Video models with Chinese characteristics

Chinese labs experience a very different competitive calculus. ByteDance and Kuaishou own distribution platforms that make video diffusion businesses viable. Douyin and Kuaishou combined serve hundreds of millions of short-form videos that function as training data, hundreds of millions of creators using generated content commercially, and advertising ecosystems that monetize views. For example when a creator generates an ecommerce ad with a product link attached, Douyin/Kuaishou share revenue based on views and clicks. The video model supports the content ecosystem which supports the ad business which funds the compute costs.
The cost structures are also quite dramatically different. According to reports, Chinese video models reportedly operate at 1/6 to 1/10 the inference cost of Sora for identical outputs.

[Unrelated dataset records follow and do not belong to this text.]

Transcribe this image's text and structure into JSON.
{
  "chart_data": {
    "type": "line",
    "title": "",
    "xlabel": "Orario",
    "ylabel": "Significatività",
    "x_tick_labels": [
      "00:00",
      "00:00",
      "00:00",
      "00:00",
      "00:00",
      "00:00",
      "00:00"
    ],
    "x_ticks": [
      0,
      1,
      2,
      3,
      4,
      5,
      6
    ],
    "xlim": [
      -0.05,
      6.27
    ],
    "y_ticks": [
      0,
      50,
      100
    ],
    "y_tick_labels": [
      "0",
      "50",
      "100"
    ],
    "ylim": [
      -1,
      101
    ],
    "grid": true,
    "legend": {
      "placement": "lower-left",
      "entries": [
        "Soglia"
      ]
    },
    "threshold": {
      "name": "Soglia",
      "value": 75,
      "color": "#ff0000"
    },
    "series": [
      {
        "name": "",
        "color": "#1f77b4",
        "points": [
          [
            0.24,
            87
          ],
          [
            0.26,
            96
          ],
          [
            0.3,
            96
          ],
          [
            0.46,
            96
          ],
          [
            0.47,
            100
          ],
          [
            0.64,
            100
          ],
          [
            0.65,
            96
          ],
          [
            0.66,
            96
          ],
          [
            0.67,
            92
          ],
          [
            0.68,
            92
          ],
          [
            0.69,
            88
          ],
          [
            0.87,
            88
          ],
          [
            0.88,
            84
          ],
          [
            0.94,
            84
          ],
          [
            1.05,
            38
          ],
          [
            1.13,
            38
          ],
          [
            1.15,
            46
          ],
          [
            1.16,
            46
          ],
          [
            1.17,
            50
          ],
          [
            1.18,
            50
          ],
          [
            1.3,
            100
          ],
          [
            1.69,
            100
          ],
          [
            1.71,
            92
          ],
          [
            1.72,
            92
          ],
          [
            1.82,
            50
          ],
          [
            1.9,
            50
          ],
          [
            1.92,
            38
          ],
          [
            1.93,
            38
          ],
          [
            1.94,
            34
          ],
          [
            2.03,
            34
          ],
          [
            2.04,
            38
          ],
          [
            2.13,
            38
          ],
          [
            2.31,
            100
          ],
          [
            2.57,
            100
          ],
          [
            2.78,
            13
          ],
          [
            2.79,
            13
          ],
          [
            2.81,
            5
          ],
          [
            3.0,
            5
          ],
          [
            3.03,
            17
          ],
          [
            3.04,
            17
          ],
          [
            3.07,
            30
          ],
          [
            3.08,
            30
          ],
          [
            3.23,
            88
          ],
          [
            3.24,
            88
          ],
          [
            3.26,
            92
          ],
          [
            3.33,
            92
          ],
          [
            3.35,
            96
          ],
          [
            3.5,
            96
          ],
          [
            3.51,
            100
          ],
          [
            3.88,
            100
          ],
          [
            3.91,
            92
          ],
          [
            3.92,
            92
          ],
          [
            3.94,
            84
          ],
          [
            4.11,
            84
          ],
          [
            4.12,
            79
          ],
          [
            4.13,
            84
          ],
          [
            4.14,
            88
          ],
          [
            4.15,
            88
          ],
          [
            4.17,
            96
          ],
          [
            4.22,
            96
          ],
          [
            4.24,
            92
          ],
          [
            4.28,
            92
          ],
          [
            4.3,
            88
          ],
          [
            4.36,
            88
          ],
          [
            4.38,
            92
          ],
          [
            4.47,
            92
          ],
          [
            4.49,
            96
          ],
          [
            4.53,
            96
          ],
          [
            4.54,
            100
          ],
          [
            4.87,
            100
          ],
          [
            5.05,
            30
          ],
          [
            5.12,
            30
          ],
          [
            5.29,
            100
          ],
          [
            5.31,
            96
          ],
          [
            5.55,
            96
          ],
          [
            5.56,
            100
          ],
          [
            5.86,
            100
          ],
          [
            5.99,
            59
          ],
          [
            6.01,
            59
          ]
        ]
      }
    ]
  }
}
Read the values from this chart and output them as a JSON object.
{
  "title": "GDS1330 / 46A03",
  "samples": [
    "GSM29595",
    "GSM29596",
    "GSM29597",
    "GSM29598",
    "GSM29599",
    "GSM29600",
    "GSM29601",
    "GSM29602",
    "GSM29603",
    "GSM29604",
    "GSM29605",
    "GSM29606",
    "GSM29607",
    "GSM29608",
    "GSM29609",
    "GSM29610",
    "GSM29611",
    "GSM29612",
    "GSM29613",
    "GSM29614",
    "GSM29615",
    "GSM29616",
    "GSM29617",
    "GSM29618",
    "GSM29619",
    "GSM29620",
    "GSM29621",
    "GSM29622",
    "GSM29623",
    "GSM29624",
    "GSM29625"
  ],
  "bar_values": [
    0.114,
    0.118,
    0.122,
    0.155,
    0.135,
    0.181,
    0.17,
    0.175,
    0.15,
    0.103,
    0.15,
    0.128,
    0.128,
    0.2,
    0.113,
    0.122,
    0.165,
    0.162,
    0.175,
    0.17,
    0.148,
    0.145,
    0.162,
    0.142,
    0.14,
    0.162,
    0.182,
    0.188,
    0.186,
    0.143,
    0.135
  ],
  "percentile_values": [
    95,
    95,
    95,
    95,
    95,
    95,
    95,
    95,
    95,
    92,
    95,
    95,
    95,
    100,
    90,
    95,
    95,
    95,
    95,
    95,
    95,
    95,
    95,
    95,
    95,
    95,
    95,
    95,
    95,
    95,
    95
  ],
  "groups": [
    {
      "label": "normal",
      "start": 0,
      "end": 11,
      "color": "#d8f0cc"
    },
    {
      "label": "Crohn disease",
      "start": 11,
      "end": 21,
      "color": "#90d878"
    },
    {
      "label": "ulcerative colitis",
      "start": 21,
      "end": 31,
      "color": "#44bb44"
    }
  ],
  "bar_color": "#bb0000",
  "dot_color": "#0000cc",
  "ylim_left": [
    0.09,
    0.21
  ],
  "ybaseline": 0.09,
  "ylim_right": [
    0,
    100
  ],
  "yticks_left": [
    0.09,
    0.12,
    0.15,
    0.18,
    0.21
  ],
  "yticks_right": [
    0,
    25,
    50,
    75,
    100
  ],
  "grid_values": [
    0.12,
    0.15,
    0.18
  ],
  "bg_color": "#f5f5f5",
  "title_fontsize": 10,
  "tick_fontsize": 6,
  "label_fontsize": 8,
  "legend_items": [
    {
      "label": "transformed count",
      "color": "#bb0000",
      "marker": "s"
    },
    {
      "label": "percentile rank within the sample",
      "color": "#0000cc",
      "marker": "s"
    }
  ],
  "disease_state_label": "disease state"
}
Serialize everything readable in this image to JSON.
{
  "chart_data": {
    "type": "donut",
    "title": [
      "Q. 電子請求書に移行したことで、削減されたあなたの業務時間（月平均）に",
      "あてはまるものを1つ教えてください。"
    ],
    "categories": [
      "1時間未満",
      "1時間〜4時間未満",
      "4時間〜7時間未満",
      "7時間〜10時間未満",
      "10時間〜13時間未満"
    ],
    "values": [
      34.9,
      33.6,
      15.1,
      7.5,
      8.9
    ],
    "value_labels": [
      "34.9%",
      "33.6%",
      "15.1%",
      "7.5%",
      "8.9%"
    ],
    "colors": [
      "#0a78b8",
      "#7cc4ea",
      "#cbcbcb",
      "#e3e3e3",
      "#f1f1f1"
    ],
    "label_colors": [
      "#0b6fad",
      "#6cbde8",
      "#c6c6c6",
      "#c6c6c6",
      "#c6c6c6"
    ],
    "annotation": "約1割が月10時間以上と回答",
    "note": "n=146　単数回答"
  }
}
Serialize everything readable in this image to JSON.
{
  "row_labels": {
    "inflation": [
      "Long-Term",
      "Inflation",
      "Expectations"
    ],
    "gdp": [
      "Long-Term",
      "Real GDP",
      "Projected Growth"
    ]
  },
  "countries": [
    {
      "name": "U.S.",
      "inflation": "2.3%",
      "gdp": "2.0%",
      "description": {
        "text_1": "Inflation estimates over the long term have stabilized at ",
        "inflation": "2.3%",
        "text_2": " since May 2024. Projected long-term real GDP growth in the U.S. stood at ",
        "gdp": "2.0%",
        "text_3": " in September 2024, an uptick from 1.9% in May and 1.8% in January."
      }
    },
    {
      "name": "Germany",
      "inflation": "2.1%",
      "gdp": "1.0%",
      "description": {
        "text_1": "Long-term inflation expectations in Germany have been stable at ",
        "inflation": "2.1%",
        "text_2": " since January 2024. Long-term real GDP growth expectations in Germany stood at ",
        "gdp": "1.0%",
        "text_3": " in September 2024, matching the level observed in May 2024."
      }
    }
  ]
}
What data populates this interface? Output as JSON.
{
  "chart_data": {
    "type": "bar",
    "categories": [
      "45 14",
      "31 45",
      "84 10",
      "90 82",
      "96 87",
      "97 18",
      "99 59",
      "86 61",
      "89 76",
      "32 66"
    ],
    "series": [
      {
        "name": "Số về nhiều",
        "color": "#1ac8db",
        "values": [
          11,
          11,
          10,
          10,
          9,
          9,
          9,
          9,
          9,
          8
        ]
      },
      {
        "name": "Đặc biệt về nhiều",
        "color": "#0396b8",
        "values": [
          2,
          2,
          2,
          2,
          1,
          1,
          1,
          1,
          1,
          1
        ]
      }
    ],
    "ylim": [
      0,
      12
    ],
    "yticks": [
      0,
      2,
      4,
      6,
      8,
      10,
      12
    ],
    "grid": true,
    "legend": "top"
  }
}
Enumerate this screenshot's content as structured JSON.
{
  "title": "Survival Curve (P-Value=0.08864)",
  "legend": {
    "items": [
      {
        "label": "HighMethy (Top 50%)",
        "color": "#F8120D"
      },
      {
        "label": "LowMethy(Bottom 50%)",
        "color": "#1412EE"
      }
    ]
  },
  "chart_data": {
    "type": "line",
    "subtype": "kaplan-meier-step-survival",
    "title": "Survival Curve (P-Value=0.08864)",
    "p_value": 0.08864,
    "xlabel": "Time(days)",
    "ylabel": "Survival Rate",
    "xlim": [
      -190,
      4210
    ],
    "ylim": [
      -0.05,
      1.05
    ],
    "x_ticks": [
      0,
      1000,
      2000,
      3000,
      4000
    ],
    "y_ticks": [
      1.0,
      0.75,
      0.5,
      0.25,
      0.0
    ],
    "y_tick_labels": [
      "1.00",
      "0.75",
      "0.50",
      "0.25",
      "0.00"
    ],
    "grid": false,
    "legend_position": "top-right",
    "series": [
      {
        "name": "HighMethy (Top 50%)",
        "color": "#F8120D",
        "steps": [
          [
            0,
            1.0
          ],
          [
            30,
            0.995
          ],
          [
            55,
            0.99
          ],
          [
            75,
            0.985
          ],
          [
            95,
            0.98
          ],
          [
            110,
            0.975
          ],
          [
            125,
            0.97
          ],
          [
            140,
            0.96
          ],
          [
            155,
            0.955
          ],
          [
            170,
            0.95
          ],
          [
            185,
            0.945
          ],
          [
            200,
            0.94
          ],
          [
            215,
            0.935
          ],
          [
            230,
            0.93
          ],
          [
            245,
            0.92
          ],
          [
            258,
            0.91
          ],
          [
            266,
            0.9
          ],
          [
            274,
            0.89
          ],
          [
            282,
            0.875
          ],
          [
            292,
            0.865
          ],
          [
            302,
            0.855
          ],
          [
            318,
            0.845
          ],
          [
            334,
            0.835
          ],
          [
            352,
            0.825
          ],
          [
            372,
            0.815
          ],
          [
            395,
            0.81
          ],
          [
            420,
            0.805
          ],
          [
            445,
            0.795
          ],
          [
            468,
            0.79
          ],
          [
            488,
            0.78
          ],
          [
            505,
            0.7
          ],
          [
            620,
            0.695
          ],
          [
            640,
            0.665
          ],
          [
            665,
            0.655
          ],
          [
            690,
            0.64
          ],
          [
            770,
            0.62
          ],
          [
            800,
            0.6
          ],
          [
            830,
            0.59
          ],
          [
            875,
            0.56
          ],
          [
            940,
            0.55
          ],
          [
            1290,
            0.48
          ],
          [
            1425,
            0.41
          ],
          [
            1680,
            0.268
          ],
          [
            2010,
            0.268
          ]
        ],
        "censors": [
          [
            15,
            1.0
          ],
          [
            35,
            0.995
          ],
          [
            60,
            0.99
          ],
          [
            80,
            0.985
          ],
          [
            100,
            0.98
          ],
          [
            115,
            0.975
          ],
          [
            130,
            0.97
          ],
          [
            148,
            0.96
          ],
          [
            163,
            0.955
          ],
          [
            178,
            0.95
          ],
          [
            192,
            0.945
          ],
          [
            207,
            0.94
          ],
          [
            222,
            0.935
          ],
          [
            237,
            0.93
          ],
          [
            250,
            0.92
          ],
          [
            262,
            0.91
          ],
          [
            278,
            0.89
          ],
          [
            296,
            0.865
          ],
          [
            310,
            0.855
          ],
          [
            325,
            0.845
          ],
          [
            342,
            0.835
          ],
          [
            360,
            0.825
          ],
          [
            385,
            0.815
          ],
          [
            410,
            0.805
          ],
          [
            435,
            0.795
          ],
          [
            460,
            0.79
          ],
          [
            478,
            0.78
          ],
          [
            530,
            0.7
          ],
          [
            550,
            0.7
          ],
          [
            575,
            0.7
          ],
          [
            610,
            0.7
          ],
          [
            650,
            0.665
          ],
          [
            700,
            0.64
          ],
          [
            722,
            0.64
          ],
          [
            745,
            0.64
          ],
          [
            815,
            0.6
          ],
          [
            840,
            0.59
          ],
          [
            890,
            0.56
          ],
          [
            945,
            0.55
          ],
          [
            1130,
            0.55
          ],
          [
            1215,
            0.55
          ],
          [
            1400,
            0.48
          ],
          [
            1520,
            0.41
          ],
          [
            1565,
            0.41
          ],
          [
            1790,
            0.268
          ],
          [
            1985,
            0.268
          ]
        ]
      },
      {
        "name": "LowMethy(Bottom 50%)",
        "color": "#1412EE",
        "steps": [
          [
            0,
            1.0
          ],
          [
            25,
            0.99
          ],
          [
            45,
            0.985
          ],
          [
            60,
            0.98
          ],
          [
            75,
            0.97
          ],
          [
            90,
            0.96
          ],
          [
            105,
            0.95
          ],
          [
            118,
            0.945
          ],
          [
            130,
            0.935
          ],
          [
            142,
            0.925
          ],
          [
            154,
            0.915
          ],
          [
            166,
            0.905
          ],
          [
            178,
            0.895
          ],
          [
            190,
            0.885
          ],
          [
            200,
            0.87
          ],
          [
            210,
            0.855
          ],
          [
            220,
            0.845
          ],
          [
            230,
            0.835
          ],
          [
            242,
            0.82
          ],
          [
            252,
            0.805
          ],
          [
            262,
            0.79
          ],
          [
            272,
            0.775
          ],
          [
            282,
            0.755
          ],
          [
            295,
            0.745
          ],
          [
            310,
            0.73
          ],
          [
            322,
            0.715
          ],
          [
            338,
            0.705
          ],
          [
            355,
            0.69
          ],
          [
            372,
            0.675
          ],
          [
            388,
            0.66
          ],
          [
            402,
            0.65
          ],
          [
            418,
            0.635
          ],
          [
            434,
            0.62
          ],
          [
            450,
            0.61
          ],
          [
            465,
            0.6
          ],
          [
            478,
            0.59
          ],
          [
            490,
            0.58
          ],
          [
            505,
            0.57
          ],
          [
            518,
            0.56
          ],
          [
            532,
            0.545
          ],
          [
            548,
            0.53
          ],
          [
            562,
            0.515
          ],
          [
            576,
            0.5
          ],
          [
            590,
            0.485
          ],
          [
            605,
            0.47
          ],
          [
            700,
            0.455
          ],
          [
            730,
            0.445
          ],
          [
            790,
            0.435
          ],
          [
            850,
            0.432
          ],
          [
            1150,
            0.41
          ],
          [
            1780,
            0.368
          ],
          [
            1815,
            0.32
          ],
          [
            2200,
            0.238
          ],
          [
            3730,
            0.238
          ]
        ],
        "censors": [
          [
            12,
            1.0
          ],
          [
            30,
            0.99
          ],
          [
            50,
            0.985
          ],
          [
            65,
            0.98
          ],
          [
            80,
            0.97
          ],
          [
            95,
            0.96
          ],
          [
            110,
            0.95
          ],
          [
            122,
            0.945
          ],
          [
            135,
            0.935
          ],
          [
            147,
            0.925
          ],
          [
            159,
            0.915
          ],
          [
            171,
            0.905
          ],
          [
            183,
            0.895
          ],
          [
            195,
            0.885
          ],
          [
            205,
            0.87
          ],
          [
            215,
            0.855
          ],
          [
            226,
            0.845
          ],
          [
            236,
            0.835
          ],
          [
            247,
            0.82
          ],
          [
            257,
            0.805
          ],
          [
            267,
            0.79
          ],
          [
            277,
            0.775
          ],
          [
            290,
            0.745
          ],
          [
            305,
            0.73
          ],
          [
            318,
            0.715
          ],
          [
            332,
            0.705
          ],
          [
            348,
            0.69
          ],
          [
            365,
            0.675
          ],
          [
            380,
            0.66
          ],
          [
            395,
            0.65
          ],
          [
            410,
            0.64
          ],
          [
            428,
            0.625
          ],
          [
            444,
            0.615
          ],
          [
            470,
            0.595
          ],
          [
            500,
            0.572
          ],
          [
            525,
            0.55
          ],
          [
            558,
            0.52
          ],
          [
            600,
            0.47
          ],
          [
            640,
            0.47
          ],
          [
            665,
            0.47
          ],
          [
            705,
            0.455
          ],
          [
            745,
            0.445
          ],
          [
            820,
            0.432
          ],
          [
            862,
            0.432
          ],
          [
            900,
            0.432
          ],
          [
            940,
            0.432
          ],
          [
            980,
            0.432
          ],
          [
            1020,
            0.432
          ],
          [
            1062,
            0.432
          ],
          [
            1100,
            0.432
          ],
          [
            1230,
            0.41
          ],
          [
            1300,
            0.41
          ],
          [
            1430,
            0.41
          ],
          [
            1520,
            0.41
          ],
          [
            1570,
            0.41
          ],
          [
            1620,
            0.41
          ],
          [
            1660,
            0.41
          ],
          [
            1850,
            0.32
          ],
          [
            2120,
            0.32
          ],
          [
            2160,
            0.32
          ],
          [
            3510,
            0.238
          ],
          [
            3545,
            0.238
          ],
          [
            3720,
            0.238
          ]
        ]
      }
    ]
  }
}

Furthermore, government computing centers provide direct subsidies for research with one such center located in Changchun providing 200 out of 300 petaflops of compute for a single video ai project. The results speak for themselves: Kling achieved $240m in annualized revenue by late 2025. Several Chinese video ai startups are achieving break-even points on subscription revenues alone – something no western video ai company has accomplished.
Perhaps most importantly, the opportunity cost argument does not apply in the same manner. OpenAI had to decide between GPU hours for video vs GPU hours for enterprise code generation.
Where do we go from here?
The status quo is fluid. Advances in compute efficiency, breakthroughs in technology, etc., may ultimately make diffusion economically viable and perhaps agile new entrants successful. Runway recently received a gigantic funding round and continues to release new models but remains behind the pack.
My prediction:
- next-generation models developed by google and xAI may accelerate progress toward pushing the boundaries of what is possible and with their significant war chests and access to their own distribution platforms and compute may potentially create viable vertically integrated platforms similar to their Chinese counterparts. Potential headwinds include rising energy costs, limited compute availability or xAI’s current restructuring activities.
- Chinese models are likely to continue to gain distance relative to their western counterparts with restricted access to western markets contingent upon resolving questions regarding intellectual property and copyright.
- as the open-source community develops and gets folded into existing pipelines, as they advance the economics change completely should they be able to run on local machines.